Bugüne kadar Allah yanında dereceleri yükselen, Allah’ın sevgili kulları, hep haramdan kaçınarak yükselmişlerdir.
Bir kimsenin işleri ters gidiyorsa, evlâdı isyan ediyorsa, aklına iyi şeyler gelmiyorsa, içi rahat değilse, yediğine içtiğine dikkat etmelidir.
Çalışan, kazandığını yetiremiyorsa, hak etmenin ve helâl kazanmanın yolunu aramalıdır.
Cenab-ı Allah şöyle emrediyor.
“Ölçüyü tartıyı adâletle yapın; insanlara eşyalarını eksik vermeyin, yeryüzünde bozguncular olarak dolaşmayın” (Hud Sûresi : 85).
Çocuklara haram yedirilecek olursa, onlar ana babanın yakasına yapışacak ve diyecekler ki:
-“Ya Rabbi! Anam babam bana haram yedirdi.”

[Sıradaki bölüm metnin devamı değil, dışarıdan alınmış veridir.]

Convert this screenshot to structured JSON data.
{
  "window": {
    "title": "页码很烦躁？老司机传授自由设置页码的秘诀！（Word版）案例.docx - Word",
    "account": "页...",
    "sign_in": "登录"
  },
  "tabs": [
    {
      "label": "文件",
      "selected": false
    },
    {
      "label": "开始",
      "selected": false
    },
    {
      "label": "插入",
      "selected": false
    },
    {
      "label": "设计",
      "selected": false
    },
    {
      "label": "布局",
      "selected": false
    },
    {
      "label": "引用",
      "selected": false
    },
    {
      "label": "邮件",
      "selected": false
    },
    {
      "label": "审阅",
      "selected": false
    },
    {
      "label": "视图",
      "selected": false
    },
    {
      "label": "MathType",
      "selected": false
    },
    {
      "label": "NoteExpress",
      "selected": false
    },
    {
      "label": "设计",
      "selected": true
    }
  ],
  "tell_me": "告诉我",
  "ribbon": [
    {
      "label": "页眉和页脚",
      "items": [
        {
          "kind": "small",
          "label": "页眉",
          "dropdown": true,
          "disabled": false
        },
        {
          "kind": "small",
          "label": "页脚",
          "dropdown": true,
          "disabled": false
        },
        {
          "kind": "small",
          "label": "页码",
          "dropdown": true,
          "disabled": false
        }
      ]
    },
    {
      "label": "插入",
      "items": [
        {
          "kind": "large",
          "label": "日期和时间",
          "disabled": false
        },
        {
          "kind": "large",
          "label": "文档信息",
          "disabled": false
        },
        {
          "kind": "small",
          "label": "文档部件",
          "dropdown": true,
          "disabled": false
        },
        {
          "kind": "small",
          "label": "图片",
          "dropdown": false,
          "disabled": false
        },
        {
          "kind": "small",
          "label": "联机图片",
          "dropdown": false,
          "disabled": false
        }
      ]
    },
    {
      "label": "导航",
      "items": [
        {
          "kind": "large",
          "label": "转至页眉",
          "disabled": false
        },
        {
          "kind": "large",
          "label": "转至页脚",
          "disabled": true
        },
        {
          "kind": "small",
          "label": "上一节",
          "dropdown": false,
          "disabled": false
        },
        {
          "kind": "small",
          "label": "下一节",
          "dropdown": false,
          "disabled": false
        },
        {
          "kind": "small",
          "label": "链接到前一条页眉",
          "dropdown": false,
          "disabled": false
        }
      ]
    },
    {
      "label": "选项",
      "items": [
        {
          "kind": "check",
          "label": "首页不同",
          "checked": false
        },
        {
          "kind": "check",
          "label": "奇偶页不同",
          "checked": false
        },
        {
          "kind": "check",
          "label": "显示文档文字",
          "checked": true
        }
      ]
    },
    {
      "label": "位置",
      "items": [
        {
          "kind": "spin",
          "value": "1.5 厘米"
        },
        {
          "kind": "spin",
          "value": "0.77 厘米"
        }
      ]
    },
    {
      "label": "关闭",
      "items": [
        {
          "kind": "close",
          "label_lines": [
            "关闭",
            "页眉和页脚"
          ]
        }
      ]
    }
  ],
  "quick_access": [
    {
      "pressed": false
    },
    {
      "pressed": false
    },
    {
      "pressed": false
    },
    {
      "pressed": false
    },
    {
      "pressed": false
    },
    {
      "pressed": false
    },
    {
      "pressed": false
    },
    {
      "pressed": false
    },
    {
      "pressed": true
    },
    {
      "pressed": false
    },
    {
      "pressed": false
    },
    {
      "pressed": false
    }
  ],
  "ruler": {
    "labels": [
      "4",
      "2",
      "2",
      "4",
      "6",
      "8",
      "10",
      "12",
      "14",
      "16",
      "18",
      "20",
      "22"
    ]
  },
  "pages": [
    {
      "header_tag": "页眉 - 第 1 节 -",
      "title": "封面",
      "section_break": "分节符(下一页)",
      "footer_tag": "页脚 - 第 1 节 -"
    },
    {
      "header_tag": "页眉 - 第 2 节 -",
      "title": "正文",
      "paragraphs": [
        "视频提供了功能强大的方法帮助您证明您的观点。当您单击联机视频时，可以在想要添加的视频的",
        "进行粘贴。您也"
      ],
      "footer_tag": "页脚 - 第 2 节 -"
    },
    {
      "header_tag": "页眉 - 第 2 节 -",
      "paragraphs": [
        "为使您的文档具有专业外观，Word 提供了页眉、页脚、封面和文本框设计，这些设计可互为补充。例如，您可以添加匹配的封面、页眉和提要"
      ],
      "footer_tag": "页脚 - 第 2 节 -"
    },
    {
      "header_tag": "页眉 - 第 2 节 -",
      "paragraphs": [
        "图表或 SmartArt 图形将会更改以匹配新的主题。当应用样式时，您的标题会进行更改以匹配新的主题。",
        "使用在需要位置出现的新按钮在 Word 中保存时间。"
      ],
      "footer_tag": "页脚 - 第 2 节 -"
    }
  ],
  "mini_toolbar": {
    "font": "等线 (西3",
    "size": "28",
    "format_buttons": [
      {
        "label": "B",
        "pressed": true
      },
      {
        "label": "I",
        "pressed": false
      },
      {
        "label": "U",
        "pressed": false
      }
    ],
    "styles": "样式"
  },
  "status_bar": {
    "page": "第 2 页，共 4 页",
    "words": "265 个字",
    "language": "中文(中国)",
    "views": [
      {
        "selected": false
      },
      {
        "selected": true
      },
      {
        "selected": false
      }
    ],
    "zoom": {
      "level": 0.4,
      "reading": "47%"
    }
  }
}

Haramdan miras bırakan onun hesabını kendisi verecek .
Hz. Peygamber şöyle buyurur:
“Haramla aranızda bir perde edinin. Kim bunu yaparsa dinini de iffetini de korumakta çok ihtiyatlı davranmış olur. Kim de kendi dilediği gibi yer içerse, koru kenarında otlayan bir hayvana benzer ki, o koruluğa düşmesi yakındır. Her hükümdarın bir korusu vardır. Allah’ın yeryüzündeki korusu da haramlarıdır.” (Ramuz’el-ehadis . 16/7)
Bir hadislerindede şöyle buyurur :
“Cenab-ı Allah sûretlerinize ve mallarınıza değil kalplerinize ve amellerinize bakar.” (Müslim, Birr : 34)
Cenab-ı Allah da kutsi hadiste şöyle buyurur :
“Ey insanoğlu! Senin vücudun et ve kandan ibarettir. O halde vücudunu helâl şeylerle besle. Eğer işini dürüst yaparsan etin ve kanın cennete hak kazanır. Zira cennete haram ve şüpheli şeylerle girilmez...” (F. Yavuz, 40 Hadis s.65)
“Günahları toplayıp sırtına alma. Çünkü hangi günahtan dolayı azap edeceğimi bilemezsin. Böylece rızkı senden kaldırırım, duana karşı kapıları kapatırım...” (Age : 64)
“Ey insanoğlu! Bilki helâl sana damla damla gelir; haram ise, sel gibi gelir. Kimin yaşayış ve rızkı temiz olursa, dini de temiz olur.” (Age: 97)
Haram yiyeni kabirde yılanlar, çıyanlar yer. Haram yemeyeni toprak bile yemez. Bu konuda şöyle anlatılır:
Ali Bin Şihab (ra) der ki:
- “Helâl gıda ile beslenen bedeni, toprağın
asla yemeyeceğini duydum.”
Bu söze bazı fıkıhçılar itiraz eder. Bu “şehitlere ve peygamberlere mahsustur” derler.
Oğlu der ki: “Babamın vefatından 21 yıl geçti. Babamın sözünü birileri daha itiraz ettiler. Bu adamın kendisi haram yemiyordu, mezarını açalım bakalım doğru mu deyip mezarını açtılar, gördüler ki, babam ilk gömüldüğü gibi duruyordu. İtiraz edenler durumu gördüler ve Allah’tan af dilediler.”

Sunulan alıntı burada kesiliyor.